Jambinai are Ilwoo Lee, Bomi Kim, and Eunyong Sim, accompanied tonight by a whip-tight touring rhythm section. Lee, who also plays in noise rock group 49 Morphines, stands center stage and conjures screeching spirits out of his guitar, sometimes while simultaneously playing different double-reeded Korean horns (Jambinai only has “30-40%” punk in their DNA, according to a recent interview with the Korea Times). These require significant lung power. After the first number, a 10 minute medley of Deus Benedicat Tini and The Mountain, Lee is visibly perspiring.

Kim provides emotional counterpoint to Lee’s aggressive shredding on the haegeum, a two-stringed fiddle. Sim plays the tonally rich hyeongeum, a massive, zither-like instrument dating back to the 4th century. While all three musicians play memorable solos, Sim's is the centerpiece of the group. As the hang was essential to Portico Quartet’s neo-jazz, the staccato punch of the hyeongeum epitomizes Jambinai: rhythmically aggressive, modernist, formed from traditional tools. Familiar motifs expressed in unfamiliar timbres may be part of the international hype, but Jambinai is not a traveling museum exhibition, nor is their music emotionally trite. By the final song, the volcanic Connection, the crowd are enraptured.
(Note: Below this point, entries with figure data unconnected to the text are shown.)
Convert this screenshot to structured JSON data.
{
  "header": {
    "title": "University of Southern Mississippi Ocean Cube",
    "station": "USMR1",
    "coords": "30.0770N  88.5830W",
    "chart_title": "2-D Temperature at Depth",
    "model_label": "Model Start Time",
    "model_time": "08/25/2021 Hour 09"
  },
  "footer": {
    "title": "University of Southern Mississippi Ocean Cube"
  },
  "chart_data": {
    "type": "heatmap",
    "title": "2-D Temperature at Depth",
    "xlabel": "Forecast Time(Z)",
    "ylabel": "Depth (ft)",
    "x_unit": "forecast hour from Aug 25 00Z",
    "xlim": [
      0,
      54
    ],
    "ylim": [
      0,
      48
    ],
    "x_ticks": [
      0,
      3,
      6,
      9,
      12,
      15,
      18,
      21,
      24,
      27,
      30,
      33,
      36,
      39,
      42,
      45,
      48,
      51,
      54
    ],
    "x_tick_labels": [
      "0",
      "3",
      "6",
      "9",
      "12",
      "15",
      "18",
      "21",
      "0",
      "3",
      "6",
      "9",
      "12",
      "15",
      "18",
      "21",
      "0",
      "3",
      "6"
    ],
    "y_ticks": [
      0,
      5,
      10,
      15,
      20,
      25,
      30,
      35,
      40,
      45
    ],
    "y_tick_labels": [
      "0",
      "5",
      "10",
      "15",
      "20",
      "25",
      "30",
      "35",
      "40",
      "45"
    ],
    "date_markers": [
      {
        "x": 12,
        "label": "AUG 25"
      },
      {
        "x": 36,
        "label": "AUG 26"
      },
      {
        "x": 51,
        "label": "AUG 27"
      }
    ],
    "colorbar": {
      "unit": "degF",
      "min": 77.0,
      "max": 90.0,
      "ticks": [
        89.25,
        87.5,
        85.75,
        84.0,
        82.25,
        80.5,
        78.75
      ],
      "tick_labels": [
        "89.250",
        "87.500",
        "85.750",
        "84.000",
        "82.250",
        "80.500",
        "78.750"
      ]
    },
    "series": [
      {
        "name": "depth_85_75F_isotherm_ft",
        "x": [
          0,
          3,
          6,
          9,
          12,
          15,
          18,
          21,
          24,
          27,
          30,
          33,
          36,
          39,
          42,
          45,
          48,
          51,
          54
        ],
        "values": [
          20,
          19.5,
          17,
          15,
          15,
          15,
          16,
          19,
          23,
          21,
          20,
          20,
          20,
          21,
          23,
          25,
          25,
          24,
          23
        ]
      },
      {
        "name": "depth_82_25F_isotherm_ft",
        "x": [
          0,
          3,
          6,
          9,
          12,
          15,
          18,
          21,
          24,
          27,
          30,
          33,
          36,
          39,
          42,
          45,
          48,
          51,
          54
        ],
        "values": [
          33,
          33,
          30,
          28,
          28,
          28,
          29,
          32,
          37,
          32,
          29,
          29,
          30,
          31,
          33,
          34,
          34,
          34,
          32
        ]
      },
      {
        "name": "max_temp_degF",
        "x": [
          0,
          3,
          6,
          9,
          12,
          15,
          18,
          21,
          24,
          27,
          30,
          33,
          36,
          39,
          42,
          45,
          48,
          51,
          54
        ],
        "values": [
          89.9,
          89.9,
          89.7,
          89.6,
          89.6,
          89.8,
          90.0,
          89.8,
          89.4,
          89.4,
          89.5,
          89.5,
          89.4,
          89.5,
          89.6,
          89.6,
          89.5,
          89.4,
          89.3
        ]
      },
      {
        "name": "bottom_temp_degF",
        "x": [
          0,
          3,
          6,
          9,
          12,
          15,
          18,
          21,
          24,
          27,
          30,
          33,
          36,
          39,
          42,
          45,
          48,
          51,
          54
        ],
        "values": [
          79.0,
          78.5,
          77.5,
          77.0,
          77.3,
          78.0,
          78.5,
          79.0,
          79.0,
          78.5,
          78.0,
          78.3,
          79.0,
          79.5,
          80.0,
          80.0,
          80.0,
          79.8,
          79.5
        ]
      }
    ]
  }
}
Neck-breaking dynamic shifts – from tender lullabies to bone-crushing breakdowns that rattle the room – are handled impeccably. A few people turn around and mouth 'whoa', as if acting out the kind of 'hyperbolic awe' GIFs shared online. Although they remain seated, each musician’s instrument requires a different body rhythm to play, and their arms dance together like a tortured orchestra. The only extended pause is when Sim needs to restring her instrument, and Lee shares the backstory to They Keep Silence, a roaring epic “full of anger” against the South Korean government’s mishandling of a ferry disaster in 2014, which left 300 schoolchildren dead.

Anger is a universal emotion, one that energizes Jambinai's songs. Tonight, together in anger, the group's music serves as a cathartic release.